AD-3W / AD-4W / AD-5W / EA-1E Skyraider radar picket
The first prototype aircraft, designated XAD-1W flew in 1949. It was a three-place unarmed early warning aircraft, with two radar station operators and AN / APS-20 navigation and search radar in a huge fairing under the fuselage. A small series of 30 aircraft produced a version of long-range radar detection AD-3W. Under the fuselage of each of them, a bulky fairing of the rotating AN / APS-20 radar antenna was suspended. The unusual appearance of the aircraft, reminiscent of the famous aquarium fish, was the reason for the playful nickname - "Guppy". The reconnaissance crew consisted of three people: a pilot and two operators of airborne equipment, one of which was observing the air situation, and the other was in constant radio communication with an aircraft carrier or airplanes in the air.
By June 1945 the first group of extensively modified Carrier Airborne Early Warning (AEW) TBM-3W AVENGERS was conducting trials onboard USS RANGER (CV 61). The war ended before the first AEW units could see action2 however, Fleet Aviation Electronics Training Units (FAETU1s) were established on both coasts and continued to train pilots, operators, and maintenance personnel on AEW equipment. VAW-1 on the West Coast and VAW-2 on tpe East Coast were formed to replace
To improve the stability of the machine on its stabilizer fixed small fixed vertical surfaces. Armament was not installed on the AD-3W. Two underwing wings were used to suspend fuel tanks. During the operation of the aircraft, an attempt was made to use the capabilities of an airborne radar in conjunction with a magnetic detector to search for submarines.

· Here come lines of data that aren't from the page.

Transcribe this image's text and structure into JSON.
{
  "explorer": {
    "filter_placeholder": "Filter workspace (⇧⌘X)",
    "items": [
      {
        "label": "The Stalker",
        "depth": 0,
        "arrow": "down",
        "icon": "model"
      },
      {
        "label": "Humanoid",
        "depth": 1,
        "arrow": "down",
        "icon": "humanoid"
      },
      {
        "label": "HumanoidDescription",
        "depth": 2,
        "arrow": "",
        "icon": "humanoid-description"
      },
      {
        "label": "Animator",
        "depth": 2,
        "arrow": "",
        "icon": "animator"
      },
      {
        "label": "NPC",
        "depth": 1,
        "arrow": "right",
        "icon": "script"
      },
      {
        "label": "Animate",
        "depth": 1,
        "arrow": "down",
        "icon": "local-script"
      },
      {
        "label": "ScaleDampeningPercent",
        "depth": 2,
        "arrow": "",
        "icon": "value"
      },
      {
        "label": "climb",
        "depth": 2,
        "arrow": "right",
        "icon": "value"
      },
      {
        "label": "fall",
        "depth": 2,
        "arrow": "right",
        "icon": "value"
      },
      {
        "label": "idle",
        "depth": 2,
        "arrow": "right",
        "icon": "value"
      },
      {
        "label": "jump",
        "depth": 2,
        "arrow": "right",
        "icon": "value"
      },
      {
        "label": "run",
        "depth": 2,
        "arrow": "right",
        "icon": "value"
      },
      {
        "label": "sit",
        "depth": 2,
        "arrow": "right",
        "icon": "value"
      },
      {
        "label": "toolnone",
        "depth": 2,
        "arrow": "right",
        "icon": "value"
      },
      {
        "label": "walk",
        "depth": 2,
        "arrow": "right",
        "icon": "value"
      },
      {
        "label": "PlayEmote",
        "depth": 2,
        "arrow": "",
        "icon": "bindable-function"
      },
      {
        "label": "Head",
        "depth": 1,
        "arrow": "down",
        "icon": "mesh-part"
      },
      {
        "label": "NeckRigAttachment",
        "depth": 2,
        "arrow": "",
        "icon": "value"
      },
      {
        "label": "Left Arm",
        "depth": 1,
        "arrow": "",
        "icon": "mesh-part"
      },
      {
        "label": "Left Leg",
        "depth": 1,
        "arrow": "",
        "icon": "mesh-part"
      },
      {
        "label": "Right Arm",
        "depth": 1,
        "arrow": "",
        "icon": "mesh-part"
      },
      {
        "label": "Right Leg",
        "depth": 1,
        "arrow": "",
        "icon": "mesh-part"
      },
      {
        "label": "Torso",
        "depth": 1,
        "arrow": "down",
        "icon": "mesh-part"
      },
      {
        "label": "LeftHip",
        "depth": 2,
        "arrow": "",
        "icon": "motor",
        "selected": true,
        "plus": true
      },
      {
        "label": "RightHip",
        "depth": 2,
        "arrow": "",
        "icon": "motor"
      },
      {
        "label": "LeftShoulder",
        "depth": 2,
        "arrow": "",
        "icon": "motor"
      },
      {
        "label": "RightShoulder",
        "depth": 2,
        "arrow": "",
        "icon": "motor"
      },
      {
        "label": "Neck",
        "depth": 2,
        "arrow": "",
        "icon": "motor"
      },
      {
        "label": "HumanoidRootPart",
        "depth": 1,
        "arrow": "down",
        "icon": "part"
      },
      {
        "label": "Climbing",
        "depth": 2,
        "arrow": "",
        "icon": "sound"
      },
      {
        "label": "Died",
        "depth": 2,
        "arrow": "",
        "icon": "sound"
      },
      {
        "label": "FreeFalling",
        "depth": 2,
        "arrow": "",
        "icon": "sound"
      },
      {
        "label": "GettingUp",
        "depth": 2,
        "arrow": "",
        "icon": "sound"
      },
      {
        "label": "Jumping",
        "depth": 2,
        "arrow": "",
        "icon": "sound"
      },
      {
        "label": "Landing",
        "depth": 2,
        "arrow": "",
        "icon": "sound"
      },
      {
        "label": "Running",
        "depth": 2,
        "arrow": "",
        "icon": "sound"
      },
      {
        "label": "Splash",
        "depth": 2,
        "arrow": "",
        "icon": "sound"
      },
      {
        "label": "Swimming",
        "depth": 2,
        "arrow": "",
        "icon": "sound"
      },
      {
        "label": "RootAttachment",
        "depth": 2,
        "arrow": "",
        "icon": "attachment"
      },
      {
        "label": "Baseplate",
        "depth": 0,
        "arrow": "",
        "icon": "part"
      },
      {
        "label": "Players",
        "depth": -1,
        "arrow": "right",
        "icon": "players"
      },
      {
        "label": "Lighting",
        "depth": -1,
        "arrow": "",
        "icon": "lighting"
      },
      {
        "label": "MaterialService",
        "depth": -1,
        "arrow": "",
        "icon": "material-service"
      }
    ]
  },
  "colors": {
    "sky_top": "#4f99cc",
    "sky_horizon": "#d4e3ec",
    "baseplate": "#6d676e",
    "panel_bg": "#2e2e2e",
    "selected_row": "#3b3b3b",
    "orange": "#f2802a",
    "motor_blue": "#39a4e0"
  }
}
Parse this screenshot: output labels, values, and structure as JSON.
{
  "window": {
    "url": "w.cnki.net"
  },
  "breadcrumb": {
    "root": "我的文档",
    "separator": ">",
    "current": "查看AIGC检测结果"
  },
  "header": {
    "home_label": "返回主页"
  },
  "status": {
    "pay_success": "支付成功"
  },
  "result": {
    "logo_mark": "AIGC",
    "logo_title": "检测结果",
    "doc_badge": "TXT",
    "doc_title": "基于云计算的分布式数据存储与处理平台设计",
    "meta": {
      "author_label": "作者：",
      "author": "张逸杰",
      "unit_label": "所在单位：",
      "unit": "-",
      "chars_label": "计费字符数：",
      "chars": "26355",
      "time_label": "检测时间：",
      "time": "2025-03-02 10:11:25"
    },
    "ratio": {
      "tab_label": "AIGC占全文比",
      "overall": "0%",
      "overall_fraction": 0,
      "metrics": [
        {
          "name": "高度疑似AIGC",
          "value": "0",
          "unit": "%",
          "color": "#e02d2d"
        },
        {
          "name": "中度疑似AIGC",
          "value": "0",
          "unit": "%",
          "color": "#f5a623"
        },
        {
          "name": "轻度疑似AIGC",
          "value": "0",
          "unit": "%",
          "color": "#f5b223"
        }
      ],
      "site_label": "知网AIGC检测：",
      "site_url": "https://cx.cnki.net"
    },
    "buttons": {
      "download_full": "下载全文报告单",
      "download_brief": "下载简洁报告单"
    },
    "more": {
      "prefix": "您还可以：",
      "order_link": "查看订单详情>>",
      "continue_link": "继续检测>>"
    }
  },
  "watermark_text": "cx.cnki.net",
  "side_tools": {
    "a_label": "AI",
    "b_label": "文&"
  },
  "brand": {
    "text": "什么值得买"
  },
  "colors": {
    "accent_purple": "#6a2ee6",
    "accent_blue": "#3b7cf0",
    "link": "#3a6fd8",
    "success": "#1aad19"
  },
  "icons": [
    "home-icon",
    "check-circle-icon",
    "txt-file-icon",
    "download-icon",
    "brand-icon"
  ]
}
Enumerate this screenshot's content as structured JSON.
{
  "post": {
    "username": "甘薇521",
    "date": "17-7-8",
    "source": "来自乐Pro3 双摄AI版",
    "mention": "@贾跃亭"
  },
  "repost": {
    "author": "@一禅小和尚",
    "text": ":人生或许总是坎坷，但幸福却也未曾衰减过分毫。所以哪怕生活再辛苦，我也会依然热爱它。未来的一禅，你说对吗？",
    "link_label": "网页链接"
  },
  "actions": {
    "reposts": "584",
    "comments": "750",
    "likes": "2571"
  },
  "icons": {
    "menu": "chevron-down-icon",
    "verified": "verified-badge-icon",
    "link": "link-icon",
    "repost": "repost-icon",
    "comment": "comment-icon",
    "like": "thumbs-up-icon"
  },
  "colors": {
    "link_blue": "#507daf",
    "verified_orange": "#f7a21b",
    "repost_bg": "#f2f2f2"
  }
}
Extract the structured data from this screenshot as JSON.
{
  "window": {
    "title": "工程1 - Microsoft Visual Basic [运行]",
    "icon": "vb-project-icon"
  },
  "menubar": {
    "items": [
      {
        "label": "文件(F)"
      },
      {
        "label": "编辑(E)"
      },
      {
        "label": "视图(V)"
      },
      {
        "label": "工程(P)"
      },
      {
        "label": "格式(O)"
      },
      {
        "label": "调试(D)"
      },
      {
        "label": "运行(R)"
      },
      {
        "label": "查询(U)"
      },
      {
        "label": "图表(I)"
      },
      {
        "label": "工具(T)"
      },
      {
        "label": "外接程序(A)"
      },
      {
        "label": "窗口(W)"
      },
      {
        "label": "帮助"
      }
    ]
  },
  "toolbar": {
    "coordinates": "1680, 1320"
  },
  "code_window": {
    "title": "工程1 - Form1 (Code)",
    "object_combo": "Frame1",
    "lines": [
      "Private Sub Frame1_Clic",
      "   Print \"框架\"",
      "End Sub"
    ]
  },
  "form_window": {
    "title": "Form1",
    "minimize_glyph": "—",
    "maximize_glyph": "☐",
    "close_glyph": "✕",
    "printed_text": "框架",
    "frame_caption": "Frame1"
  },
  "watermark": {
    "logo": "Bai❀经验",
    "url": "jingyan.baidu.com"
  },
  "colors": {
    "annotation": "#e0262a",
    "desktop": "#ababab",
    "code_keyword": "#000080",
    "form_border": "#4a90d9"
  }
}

Two aircraft underwent modernizations and received the designation AD-3E (factory numbers 122906 and 122907). According to the military plan, these aircraft were to report the coordinates of the located submarines to special destruction aircraft. These two aircraft were created on the basis of night attack aircraft Skyraider, assigning them the designation AD-3S. At the end of the test program, one AD-3S was equipped with an AN / APS-31 radar to investigate the possibility of using one universal aircraft instead of two different modifications.
The AD-4W, the long-range radar (radar) radar equipped with the AN / APS-20A radar, was a modification of the AD-4, its characteristics were greatly improved, compared to the AD-3W radar. Thus, the transmitter power, according to American sources, was reduced to one megawatt. Such a high value seems very doubtful, given that the power of most modern ground-based radars manufactured without significant limitations in size and mass does not exceed several hundred kilowatts.
Vibrations of the bulky fairing and shading of the view by the fuselage and wings greatly reduced the range and quality of detection of air targets. Despite this, the aircraft was widely used in Korea. The AD-3W and AD-4W were constantly "suspended" in the air and warned ships of the approach of enemy aircraft.
Following the Korean War, VC-12 continued to operate an improved verson of the "Guppy Spad", the AD-5W, until 1960 when they were traded for the new WF-2 TRACER (Willy Fudd), later redesignated as the E-1B. The AD-5W (Redesignated EA-1E) was an airborne early warning version. A redesign of the aircraft, the AD-5 incorporated side by side seating for an assistant pilot. The revised crew arrangement facilitated all-weather operation and permitted utilization for long range navigation, radar search, spotting and observation, air support coordination, instrument training, pilot familiarization and other operations requiring a second crew member. Controls, armament and tactical equipment were located for single pilot operation.
The British, who showed great interest to the AD-4W, obtained permission to purchase fifty such aircraft. In English carrier aviation, they received the designation AEW.1. Of these, only 20 aircraft were new, the rest were transferred directly from the combat units of American deck aviation. In the period from 1960 to 1962, the AEW.1 Skyraider was removed from service and replaced with new turboprops AEW.2 "Gannet" (designation AEW.2 carried the basic four-engine plane "Shackleton"). The version of the long-range radar detection AD-5W (239 cars) was also produced. Since 1962 they have become known as EA-1E.